Elizabeth Bartels and her husband arrived with their Norfolk Terrier, Mac. Bartels is over 75, with underlying conditions, and experienced Covid-like symptoms in March, she said.
She received an email about the vaccine from her UCSF MyChart system on Thursday night at 7 p.m. and “easily” scheduled an appointment for Friday.
Once Bartels is safely vaccinated, she said, “I would go out and do my own shopping instead of ordering it online, just to get out. I might consider a bit of travel, maybe.” The couple plans on renting a van for a four-day camping trip.
Another woman, Amy, also discovered she qualified on Thursday and snagged a Friday slot. After both doses, she said, she’ll continue masking up and attempt a trip to Santa Fe. She’s most excited to see her three children and eight grandchildren.
“I feel very privileged and thankful that those scientists got the vaccine for us and that I got to get it,” she said.

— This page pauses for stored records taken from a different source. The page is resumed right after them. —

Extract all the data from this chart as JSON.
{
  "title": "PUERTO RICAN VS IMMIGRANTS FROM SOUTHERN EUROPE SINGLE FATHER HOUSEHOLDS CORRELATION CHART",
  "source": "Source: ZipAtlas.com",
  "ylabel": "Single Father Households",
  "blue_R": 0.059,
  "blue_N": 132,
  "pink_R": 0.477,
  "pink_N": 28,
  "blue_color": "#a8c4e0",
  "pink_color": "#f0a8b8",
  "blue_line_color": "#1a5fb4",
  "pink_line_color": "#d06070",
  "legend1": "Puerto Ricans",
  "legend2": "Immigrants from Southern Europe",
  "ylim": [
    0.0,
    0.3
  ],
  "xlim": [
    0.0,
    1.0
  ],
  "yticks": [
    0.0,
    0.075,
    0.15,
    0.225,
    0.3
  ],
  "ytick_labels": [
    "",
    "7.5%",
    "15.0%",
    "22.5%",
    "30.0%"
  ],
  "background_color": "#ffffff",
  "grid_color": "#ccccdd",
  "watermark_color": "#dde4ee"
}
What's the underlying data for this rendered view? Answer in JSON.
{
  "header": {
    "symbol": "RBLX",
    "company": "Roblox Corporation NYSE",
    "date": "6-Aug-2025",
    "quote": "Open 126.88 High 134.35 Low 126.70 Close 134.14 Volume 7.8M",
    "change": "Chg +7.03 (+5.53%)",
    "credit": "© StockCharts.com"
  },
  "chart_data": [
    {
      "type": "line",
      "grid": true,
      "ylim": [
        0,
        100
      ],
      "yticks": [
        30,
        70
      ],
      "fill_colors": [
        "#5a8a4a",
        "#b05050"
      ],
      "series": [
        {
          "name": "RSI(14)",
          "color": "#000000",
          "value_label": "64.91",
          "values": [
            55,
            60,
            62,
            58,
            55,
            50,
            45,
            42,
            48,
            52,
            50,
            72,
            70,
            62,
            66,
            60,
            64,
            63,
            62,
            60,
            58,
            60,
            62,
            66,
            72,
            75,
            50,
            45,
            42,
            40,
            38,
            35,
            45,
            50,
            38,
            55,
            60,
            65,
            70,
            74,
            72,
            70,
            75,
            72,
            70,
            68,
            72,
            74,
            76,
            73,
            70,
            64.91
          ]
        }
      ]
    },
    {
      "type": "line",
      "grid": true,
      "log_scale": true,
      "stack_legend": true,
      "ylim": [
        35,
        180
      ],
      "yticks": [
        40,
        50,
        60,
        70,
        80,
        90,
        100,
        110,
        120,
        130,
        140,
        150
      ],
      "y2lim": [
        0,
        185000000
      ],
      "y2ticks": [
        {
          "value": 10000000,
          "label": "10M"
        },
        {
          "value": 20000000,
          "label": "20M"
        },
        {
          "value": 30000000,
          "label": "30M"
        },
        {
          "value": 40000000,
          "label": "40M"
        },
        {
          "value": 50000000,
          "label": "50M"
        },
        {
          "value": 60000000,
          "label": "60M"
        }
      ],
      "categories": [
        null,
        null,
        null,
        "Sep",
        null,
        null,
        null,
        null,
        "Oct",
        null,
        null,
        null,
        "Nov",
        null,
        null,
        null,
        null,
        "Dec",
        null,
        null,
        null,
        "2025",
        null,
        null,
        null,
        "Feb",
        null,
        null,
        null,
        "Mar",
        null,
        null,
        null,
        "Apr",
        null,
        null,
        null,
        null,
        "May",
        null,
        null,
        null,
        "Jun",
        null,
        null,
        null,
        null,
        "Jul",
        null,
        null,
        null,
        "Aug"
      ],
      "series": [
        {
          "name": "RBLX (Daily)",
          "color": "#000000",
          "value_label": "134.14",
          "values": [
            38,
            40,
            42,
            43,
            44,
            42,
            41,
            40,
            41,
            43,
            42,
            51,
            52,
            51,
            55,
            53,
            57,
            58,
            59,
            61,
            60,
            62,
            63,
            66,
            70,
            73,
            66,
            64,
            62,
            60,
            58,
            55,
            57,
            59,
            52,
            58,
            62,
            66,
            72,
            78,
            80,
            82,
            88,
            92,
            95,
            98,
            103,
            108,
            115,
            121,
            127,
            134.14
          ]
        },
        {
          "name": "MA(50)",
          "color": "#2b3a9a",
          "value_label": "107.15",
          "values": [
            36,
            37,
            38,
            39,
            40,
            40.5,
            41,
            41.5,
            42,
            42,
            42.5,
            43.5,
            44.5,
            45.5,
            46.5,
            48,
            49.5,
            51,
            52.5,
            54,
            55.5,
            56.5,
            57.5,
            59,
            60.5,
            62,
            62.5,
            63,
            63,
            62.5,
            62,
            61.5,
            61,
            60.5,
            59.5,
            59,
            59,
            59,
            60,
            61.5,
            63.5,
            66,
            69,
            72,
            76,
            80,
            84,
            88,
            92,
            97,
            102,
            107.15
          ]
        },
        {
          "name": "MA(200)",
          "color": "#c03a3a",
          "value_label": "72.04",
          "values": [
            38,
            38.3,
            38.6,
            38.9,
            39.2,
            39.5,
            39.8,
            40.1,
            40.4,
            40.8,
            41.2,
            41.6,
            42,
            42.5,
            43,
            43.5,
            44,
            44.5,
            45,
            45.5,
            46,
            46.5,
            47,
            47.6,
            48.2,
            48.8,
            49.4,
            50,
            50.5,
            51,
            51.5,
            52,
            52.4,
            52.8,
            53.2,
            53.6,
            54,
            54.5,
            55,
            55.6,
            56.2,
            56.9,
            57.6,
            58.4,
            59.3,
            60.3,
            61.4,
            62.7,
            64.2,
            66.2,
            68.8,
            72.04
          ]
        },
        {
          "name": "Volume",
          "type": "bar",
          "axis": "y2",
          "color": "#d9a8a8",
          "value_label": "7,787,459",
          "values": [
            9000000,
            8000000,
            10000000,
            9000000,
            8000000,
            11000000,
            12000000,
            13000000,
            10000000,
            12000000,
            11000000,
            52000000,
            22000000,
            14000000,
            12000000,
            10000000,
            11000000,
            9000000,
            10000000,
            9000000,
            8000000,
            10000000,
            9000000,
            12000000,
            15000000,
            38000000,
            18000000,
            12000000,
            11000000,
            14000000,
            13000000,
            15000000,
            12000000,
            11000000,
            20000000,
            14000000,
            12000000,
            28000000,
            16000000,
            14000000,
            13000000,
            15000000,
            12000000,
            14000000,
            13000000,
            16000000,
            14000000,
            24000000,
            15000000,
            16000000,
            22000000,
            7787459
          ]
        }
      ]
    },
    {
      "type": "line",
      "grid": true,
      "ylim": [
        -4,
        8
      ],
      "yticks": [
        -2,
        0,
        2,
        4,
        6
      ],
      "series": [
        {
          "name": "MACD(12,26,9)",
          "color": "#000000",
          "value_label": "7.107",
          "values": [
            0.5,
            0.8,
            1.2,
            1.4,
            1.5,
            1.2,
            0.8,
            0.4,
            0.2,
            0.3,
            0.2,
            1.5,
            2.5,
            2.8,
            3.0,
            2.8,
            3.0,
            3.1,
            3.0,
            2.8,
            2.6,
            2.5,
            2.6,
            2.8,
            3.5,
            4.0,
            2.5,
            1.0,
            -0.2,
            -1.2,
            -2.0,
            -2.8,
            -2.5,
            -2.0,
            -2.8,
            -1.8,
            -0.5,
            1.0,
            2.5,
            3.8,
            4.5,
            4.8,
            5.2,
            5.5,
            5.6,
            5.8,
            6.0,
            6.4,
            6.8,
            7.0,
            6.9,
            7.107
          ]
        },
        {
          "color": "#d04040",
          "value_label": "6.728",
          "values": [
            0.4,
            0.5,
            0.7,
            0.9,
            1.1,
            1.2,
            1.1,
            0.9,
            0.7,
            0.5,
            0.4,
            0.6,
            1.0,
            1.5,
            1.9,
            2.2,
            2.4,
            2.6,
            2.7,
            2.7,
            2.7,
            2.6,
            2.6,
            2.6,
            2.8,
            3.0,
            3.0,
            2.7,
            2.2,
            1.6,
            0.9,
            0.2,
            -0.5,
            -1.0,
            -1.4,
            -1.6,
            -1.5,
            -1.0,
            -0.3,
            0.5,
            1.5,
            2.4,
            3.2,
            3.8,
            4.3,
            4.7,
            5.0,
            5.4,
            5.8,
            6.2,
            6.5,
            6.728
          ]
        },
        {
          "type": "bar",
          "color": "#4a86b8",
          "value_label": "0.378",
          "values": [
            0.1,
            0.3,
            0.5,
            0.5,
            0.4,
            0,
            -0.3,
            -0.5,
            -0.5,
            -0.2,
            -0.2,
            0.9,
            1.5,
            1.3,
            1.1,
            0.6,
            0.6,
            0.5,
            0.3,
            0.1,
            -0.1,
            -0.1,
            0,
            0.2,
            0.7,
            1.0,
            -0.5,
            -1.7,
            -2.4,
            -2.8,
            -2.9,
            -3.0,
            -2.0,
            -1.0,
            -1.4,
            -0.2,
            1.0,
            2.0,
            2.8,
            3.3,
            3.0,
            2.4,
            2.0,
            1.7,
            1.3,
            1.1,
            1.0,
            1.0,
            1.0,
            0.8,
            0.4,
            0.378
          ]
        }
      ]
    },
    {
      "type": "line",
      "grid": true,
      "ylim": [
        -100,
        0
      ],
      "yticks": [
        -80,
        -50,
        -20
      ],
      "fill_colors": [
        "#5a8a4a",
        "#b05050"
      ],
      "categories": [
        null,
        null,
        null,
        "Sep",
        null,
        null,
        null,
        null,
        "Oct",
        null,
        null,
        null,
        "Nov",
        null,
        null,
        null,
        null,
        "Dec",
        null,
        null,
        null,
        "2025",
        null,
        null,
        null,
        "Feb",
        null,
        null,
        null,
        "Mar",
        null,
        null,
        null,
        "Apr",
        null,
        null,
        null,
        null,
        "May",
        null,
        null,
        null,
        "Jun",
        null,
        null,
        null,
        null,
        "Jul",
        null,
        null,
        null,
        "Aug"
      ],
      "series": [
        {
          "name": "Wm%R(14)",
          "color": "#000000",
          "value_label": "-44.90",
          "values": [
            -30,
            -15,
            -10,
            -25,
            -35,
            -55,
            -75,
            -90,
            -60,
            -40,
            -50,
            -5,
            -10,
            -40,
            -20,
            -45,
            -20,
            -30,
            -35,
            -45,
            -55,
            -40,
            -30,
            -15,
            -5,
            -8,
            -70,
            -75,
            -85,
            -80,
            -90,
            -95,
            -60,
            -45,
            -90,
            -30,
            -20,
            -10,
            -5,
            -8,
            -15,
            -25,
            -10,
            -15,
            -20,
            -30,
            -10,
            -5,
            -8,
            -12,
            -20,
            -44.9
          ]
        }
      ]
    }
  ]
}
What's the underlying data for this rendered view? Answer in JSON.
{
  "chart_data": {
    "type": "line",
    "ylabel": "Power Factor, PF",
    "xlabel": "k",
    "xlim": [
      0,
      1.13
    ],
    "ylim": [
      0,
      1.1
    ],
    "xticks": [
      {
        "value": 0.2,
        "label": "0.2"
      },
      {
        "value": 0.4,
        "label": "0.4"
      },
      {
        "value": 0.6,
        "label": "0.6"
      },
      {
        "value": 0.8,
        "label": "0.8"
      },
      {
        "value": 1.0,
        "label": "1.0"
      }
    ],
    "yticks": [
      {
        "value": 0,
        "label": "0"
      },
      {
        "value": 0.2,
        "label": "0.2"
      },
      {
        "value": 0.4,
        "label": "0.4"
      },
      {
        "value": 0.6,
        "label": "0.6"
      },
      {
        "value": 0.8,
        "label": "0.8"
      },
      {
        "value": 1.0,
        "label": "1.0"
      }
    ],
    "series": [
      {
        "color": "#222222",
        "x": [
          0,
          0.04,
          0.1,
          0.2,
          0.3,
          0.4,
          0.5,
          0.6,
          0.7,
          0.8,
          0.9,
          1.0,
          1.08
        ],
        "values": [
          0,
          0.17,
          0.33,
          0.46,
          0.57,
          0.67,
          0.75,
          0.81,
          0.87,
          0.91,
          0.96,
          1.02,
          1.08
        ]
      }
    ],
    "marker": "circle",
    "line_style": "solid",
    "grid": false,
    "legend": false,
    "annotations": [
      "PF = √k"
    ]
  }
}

Most people getting vaccinated at the site will receive a notice from their healthcare providers, such as Dignity Health and Kaiser Permanente. Private providers get the majority of vaccines from the state, according to the Department of Public Health.
The City College site opened amid increasing frustrations locally and nationwide about the vaccine rollout. Particularly for San Francisco, Mayor London Breed and Director of Public Health Dr. Grant Colfax have said erratic vaccine shipments made it difficult to navigate vaccination plans on a local level.
“Large vaccination sites like this one will be critical for getting people vaccinated quickly and safely,” Breed said in a statement.
The mass site will remain open until 4 p.m. today, and then resume vaccinations at 8 a.m. on Saturday and Sunday, Jan. 24., but it’s unclear whether the 8 a.m. to 4 p.m. schedule will resume on Monday. It all depends on how much stock the city receives, according to the Department of Public Health.
At present, only healthcare workers or residents 65 or older can get vaccinated; in San Francisco, about 210,000 residents are eligible under those two categories. Since two injections are required, this would necessitate 420,000 doses just to inoculate the city’s first-tier residents.
As of Jan. 20, however, the Department of Public Health and private providers “have received only a quarter of those [420,000] doses,” according to a statement from the mayor’s office.
The City College site is the first of three sites planned by city health officials, who hope to vaccinate as many as 10,000 San Franciscans a day. The remaining two are slated for Moscone Center and the San Francisco Market in the Bayview, if supply allows.
Stephen Clark, 76, said he’s a UCSF member and signed up through the Contra Costa County Health Department, but received an appointment link for the City College site. Despite his good luck, he said others are embroiled in a tricky process.
“I searched forever to find the right number to call; it was just not clear,” Clark said. “I’m sure there are a lot of people my age who are a bit confused and don’t have a clue what to do.”
Residents who want to know when it’s their turn to get a shot can register for a vaccine notification system that launched on Tuesday. The other two sites are expected to open in a few weeks, Breed and Colfax said earlier this week.
But “to fully deliver this plan,” Breed said, “we need more vaccine.”